—Orders, Supreme Court, New York County (Stephen Crane, J.), entered on or about August 31, 1998 and January 28, 1999, which, inter alia, granted plaintiffs class certification and summary judgment on the issue of defendants’ liability for breach of contract and violation of General Business Law § 349, and which denied defendants’ motion to dismiss the complaint, unanimously modified, on the law, to the extent of dismissing the second, third, fourth, and fifth causes of action and, except as so modified, affirmed, without costs. Appeal from order, same court and Justice, entered on or about July 9, 1998, unanimously dismissed, without costs, as superseded by the appeal from the order entered on or about August 31, 1998.
*26Plaintiffs, subscribers to a health care policy known as the Freedom Plan offered by defendant insurers (collectively, Oxford), allege that the policy provides that defendants invoice the insured for premiums 15 days before they are due; that in the event the premium is not timely paid, defendants must send the insured a termination notice containing a 30-day grace period for paying the premium; that defendants have regularly failed to give such advance notice of cancellation, instead mailing out retroactive notices of termination; that such termination notices are sent out even when defendants have previously supplied the insured with billing statements reflecting no outstanding premiums and when defendants have precertified medical procedures for the period of the retroactive termination; and that defendants have frequently mailed out erroneous billing statements that caused insureds to go into default, and then retroactively terminated the policies of such supposedly defaulting insureds. Plaintiffs seek declaratory and injunctive relief on theories of breach of contract, negligent misrepresentation, promissory estoppel, waiver, common-law fraud and deceptive trade practices in violation of General Business Law §349.
We agree with the IAS Court that the action should be prosecuted as a class action, with a main class consisting of all persons who subscribed to the Plan (before January 1, 1996 for reasons not in issue on appeal) and a subclass consisting of those subscribers whose coverage was terminated for nonpayment of premiums. In question is defendants’ general practice of terminating policies for nonpayment of premiums without notice, not whether certain subscribers did or did not pay their premiums before their policies were canceled. This general practice, and the question of whether it violates the insurance policy, affects all policy holders, who number many thousands, and any questions relating to individual reliance, causation and damages are, given the essentially declaratory nature of the relief sought, relatively insignificant, if not entirely irrelevant to the question of class certification (see, Pruitt v Rockefeller Ctr. Props., 167 AD2d 14, 22). Considering that there are many subscribers who have no financial stake in the outcome but do have an interest in resolving whether defendants are required to provide notice of termination 30 days in advance, a class action is clearly superior to any other method of litigation.

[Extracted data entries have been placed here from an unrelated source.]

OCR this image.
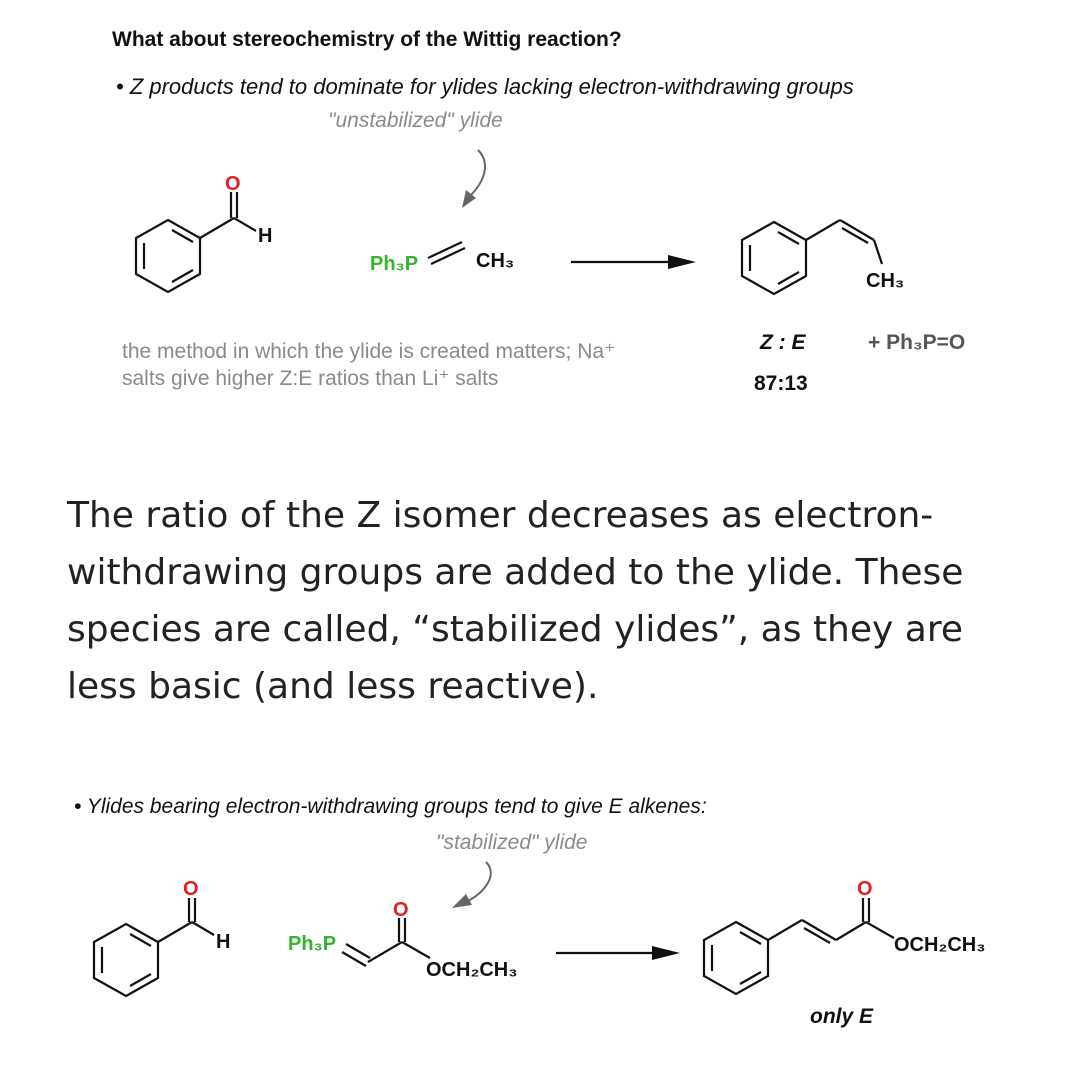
What about stereochemistry of the Wittig reaction?
• Z products tend to dominate for ylides lacking electron-withdrawing groups
"unstabilized" ylide
O
H
Ph₃P	CH₃
CH₃
O
H	Ph₃P
O
OCH₂CH₃
O
OCH₂CH₃
the method in which the ylide is created matters; Na⁺
salts give higher Z:E ratios than Li⁺ salts
Z : E
87:13
+ Ph₃P=O
The ratio of the Z isomer decreases as electron-withdrawing groups are added to the ylide. These species are called, “stabilized ylides”, as they are less basic (and less reactive).
• Ylides bearing electron-withdrawing groups tend to give E alkenes:
"stabilized" ylide
only E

On the merits, the IAS Court correctly held that defendants’ practice of terminating policies without providing 30 days prior notice is in violation of the plain terms of the policy, and that *27it does not avail defendants that such terms were the result of a typographical error. We also agree with the IAS Court that defendants may have engaged in deceptive practices that would cause subscribers to believe that they still had health insurance when coverage had already been canceled.
As to the claims predicated on misrepresentation, waiver and estoppel, Supreme Court concluded that questions of fact remain with respect to these issues. While we do not dispute plaintiffs’ right to assert these theories, we note that they are subsumed under the breach of contract cause of action (Calamari and Perillo, Contracts § 104-105, at 178-179) and neither state an independent basis for recovery (Clark-Fitzpatrick, Inc. v Long Is. R. R. Co., 70 NY2d 382, 389; North Shore Bottling Co. v Schmidt & Sons, 22 NY2d 171, 179) nor seek compensation distinct from that sought under the claim for breach of contract (Rockefeller Univ. v Tishman Constr. Corp., 240 AD2d 341, 342, lv denied 91 NY2d 803). Concur — Sullivan, P. J., Wallach, Rubin, Saxe and Friedman, JJ.